I agree with finding out exactly what the teacher means. I probably have a chip on my shoulder. My son had certain accommodations related to homework and behavior that required teacher participation. For example, at 9 years old he had a daily behavior report that was sent home that was broken up into hour increments. The report was sent home daily so that I could reinforce proper behavior and/or identify and help work through problem behaviors. It worked surprisingly well, but his teacher felt it hindered his “independence”, which was code for her not wanting to have to make on a paper whether my son was good or bad every day. She was also supposed to prompt him to put his homework folder in his backpack. And in the beginning, instead of turning in individual assignments – he turned in all of his homework in his folder at once. Again, the “independence” argument was used.
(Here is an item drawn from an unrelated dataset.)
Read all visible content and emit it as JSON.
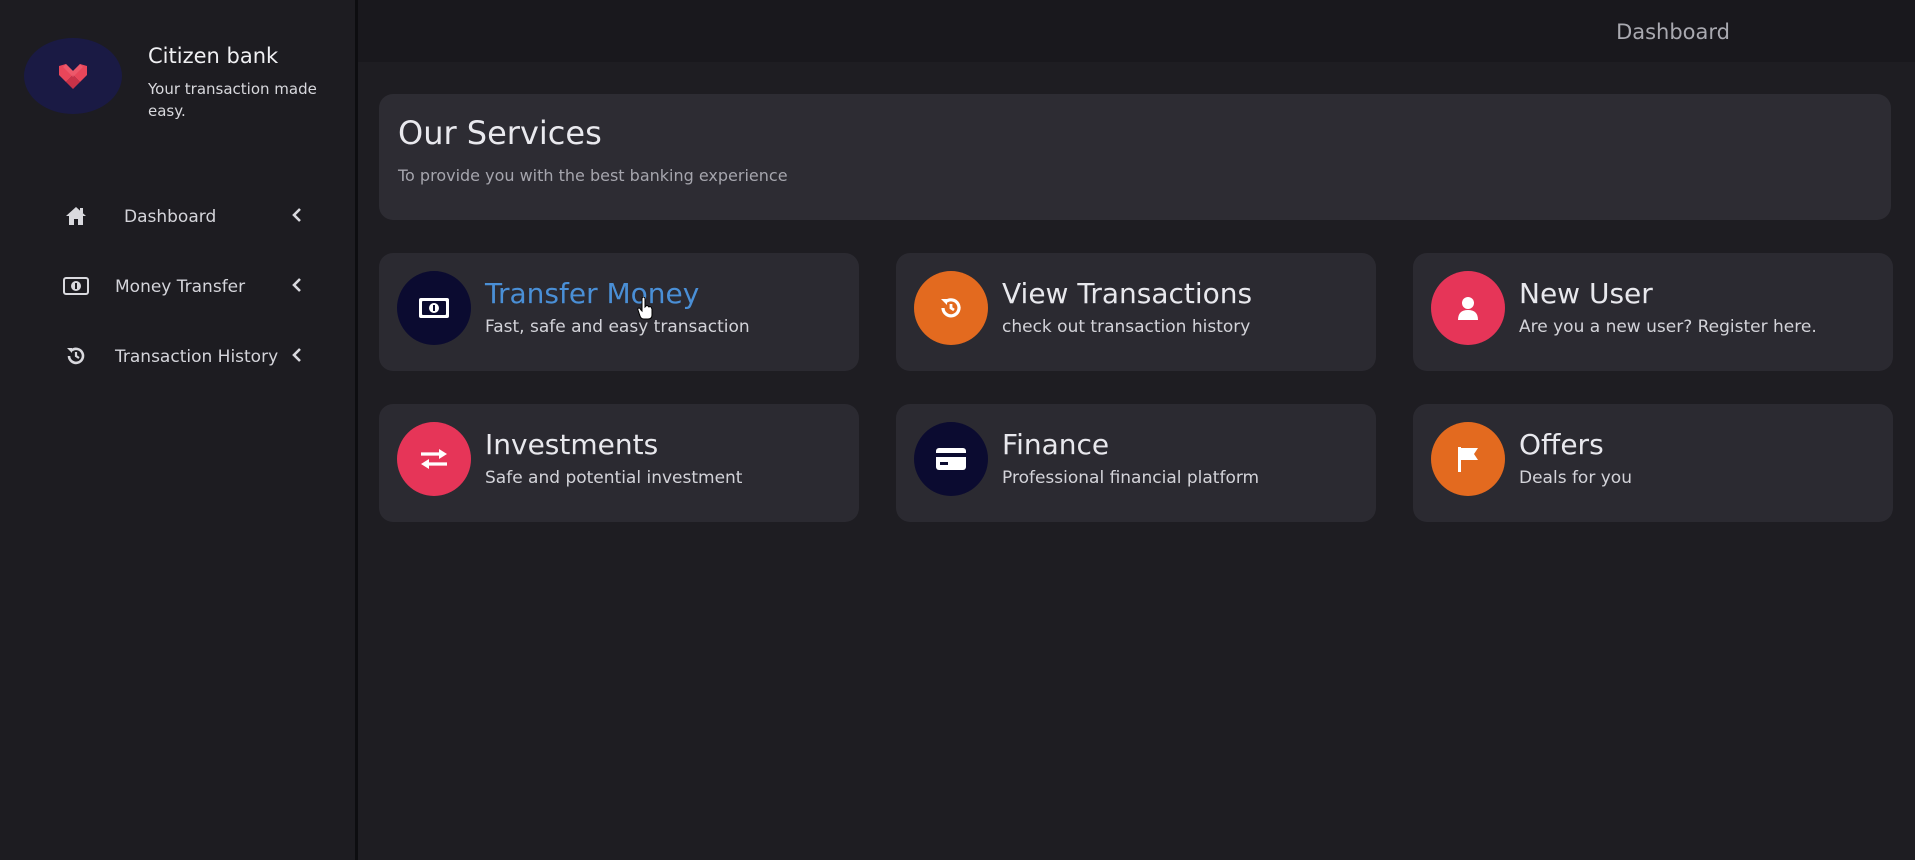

I received significant push back from the general education teacher, to the point where the special education teacher was going up to the general education classroom to ensure teacher compliance because she also knew how helpful these strategies were for later success. And I do understand the general education teacher’s perspective, I can only imagine how difficult it is to teach 30 kids a day AND remember that 1 kid’s special accommodations.
Over time, those accommodations were lessened. Daily behavior reports turned into every other day (and now we’re on weekly). For homework it was “okay on Mondays you have to put our folder in your backpack unprompted” and then we gradually added days. He gets no assistance with making sure homework gets home now or turned back in.
Bottom line, in my opinion, support with small increments leading to the end goal of independence is the way to go.
PS – We have the same issue with glasses. We went through 4 pairs last year! He has managed to keep the same pair of glasses for the last 5 months now. We think we’re on a roll!! (knock on wood)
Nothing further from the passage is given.